Stand-alone news bulletins (as opposed to rolling news) are recorded 'clean' so the lives will be on there if needed.
BR
Brekkie
House posted:
What the Americans do particularly well, though, is how they show it's live. On somewhere like ABC World News, they have a small 'Live ET' at the top of the aston, which fades in and out with it. Nothing big and obscuring (usually), on screen for the duration. But then it's less of a deal for the US broadcasters as they usually have far more lives as standard in bulletins than we do. And NBC's TODAY programme kept a 'LIVE' bug during Al Roker's weather forecast, which obscured the statue of Marilyn he was talking about (they only had the one shot), leaving him to actually reference the bug. But even then, that sort of thing seems rarer than here.

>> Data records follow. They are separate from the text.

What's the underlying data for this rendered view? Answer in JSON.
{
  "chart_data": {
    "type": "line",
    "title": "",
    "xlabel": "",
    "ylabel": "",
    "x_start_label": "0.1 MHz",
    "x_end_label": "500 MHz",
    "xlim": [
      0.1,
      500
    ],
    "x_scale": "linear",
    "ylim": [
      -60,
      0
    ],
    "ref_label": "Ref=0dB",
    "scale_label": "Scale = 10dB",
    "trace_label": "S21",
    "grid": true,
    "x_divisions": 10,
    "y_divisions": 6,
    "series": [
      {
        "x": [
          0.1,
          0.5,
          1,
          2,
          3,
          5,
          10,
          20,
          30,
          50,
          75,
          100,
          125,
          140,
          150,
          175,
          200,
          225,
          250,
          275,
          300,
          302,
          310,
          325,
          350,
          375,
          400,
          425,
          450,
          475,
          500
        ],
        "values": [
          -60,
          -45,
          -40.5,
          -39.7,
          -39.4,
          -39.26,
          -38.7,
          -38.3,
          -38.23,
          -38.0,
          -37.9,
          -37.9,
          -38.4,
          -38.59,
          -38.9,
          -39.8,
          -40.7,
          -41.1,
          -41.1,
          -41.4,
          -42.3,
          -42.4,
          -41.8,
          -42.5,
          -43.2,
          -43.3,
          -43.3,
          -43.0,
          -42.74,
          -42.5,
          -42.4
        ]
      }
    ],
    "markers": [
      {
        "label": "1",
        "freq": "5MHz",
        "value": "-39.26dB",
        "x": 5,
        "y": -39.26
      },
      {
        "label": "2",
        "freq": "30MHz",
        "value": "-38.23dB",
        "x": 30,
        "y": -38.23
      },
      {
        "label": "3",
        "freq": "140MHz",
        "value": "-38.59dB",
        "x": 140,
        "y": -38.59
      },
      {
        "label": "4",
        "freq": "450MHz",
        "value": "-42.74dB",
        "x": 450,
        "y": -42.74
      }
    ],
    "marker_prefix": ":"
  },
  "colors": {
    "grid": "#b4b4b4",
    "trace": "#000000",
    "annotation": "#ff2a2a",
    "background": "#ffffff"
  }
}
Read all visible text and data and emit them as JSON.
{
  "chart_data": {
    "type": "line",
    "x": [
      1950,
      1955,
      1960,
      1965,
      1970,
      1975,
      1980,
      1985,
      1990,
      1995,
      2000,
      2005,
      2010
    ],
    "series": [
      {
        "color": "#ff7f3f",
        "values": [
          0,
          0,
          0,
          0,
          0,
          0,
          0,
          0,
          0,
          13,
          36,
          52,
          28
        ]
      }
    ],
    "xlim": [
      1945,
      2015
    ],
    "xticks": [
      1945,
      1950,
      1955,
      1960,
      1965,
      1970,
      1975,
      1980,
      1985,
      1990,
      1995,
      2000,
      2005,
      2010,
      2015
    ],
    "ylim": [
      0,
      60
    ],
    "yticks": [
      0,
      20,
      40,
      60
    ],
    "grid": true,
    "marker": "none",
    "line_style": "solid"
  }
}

Definitely agree the live bugs are annoying, especially when anchoring on location. The Royal Wedding was a good example for the BBC - clearly outside Buckingham Palace, but they felt that needed to be mentioned on screen, even though it wasn't necessary outside the news bulletins that day. I think I said at the time just as certain people won't have astons (the Primeminister, the Queen, the President etc.) I think for certain locations (No. 10, Buckingham Palace, the Whitehouse) they're unnecessary too.

And also much better they just fade them out with the aston rather than keep them on throughout. That could get us on to a whole other topic though, especially with 24 hour news where the lower thirds are now virtually permanently filled.